Crandall also stresses that a person does not need to become an expert at any activities but should simply do them for the enjoyment. “It’s not about being good at something, it’s about having fun, and I feel lucky to be able to highlight some great activities for the community”
Contributing to the community is at the core of Crandall’s beliefs. As a lifelong practitioner and instructor of martial arts, he has hosted the “Martial Arts Today” and “The Safety and Awareness Today” television programs as well as numerous “Secure Living” video segments for women and children. He credits his early martial arts training for instilling a sense of giving. “I was taught in the martial arts that once you become proficiently skilled as a black belt, you should share your skills and inspire others.” Crandall emphasizes that the “Still Alive and Kicking” videos are not necessarily promoting martial arts but any activity that people can find enjoyable.
Crandall believes activity is essential to quality of life. In addition to martial arts, he has made 947 skydiving jumps from airplanes, helicopters, and even a hot air balloon. In 1998, at age 51, he became the first person recognized by Guinness World Records to break a board with his hand in a freefall at 8,300 feet. Additionally, Crandall has flown power parachutes, jumped off high cliffs, taken part in dance competitions and even competed in body-building competitions, placing third at age 47. “How can you have quality of life if you don’t have any fun?” he said.

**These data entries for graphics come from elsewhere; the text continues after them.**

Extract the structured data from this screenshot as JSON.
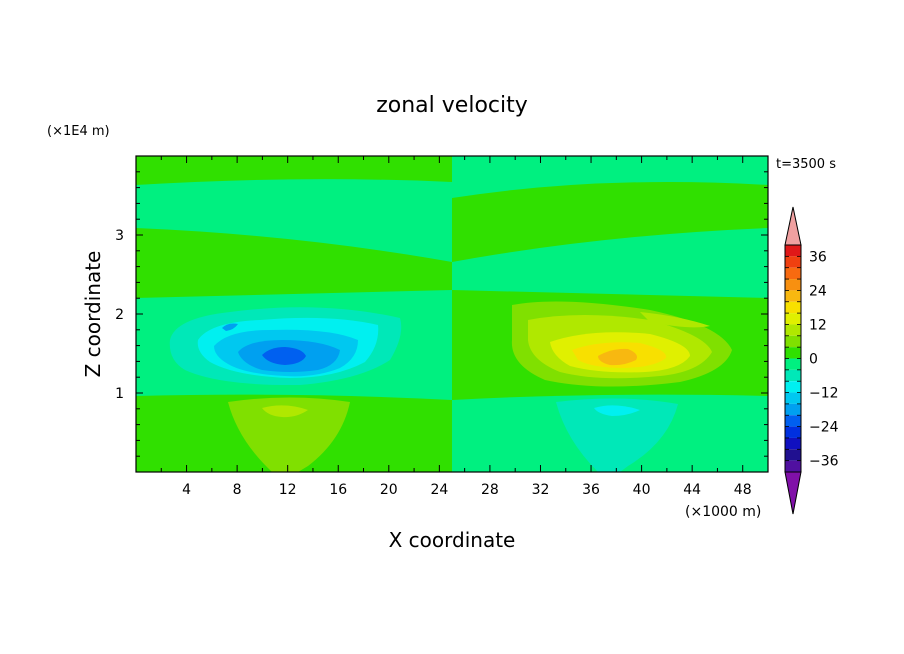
{
  "chart_data": {
    "type": "heatmap",
    "title": "zonal velocity",
    "xlabel": "X coordinate",
    "ylabel": "Z coordinate",
    "x_unit": "(×1000 m)",
    "y_unit": "(×1E4 m)",
    "time_label": "t=3500 s",
    "xlim": [
      0,
      50
    ],
    "ylim": [
      0,
      4
    ],
    "x_ticks": [
      4,
      8,
      12,
      16,
      20,
      24,
      28,
      32,
      36,
      40,
      44,
      48
    ],
    "y_ticks": [
      1,
      2,
      3
    ],
    "colorbar": {
      "ticks": [
        "36",
        "24",
        "12",
        "0",
        "−12",
        "−24",
        "−36"
      ],
      "levels": [
        {
          "value": 42,
          "color": "#f0a0a0"
        },
        {
          "value": 36,
          "color": "#e01818"
        },
        {
          "value": 32,
          "color": "#f04010"
        },
        {
          "value": 28,
          "color": "#f86a10"
        },
        {
          "value": 24,
          "color": "#f89010"
        },
        {
          "value": 20,
          "color": "#f8b810"
        },
        {
          "value": 16,
          "color": "#f8e000"
        },
        {
          "value": 12,
          "color": "#e0f000"
        },
        {
          "value": 8,
          "color": "#b0e800"
        },
        {
          "value": 4,
          "color": "#80e000"
        },
        {
          "value": 0,
          "color": "#30e000"
        },
        {
          "value": -4,
          "color": "#00f080"
        },
        {
          "value": -8,
          "color": "#00e8b8"
        },
        {
          "value": -12,
          "color": "#00f0f0"
        },
        {
          "value": -16,
          "color": "#00c8f0"
        },
        {
          "value": -20,
          "color": "#00a0f0"
        },
        {
          "value": -24,
          "color": "#0060f0"
        },
        {
          "value": -28,
          "color": "#0030e0"
        },
        {
          "value": -32,
          "color": "#1010c0"
        },
        {
          "value": -36,
          "color": "#201090"
        },
        {
          "value": -40,
          "color": "#5010a0"
        },
        {
          "value": -44,
          "color": "#8010a8"
        }
      ]
    },
    "fields": {
      "background": {
        "value": 0,
        "color": "#30e000"
      },
      "band_light": {
        "value": -4,
        "color": "#00f080"
      },
      "left_jet_core_min": -26,
      "right_jet_core_max": 22,
      "left_surface_max": 10,
      "right_surface_min": -12
    }
  }
}
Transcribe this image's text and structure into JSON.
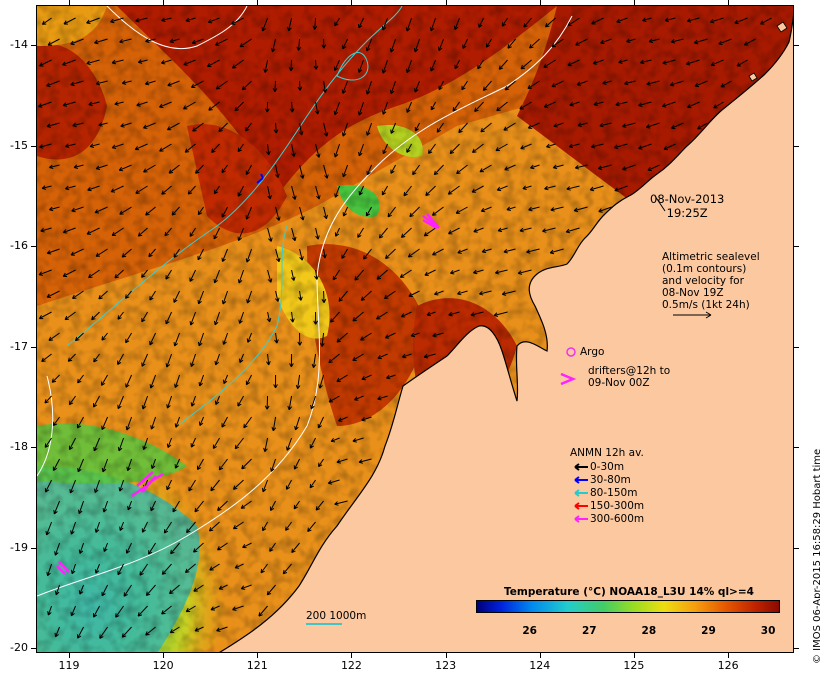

“Still Alive and Kicking” is currently on view at the American Martial Arts Institute website, AMAI-EagleStyle.Com and on Facebook at Facebook.com/AmericanMartialArtsInstitute/. Groups may also contact the AMAI for flashdrives containing the series at 315-278-7157 or firstname.lastname@example.org.
Grandmaster Clifford C. Crandall, Jr. is the head and founder of the American Martial Arts Institute and the American Eagle Style of martial arts with more than 55 years of martial arts training.
Prior to becoming a full-time, professional martial artist, Grandmaster Crandall was a superintendent of schools, high school principal, elementary school principal, and classroom teacher in New York State. He left the public education profession in 1984 to dedicate himself to the martial arts full-time, allowing him to travel to 22 different countries and train with martial artists around the world. Grandmaster Crandall has made numerous contributions to the field of martial arts, including authoring 14 books on the subject.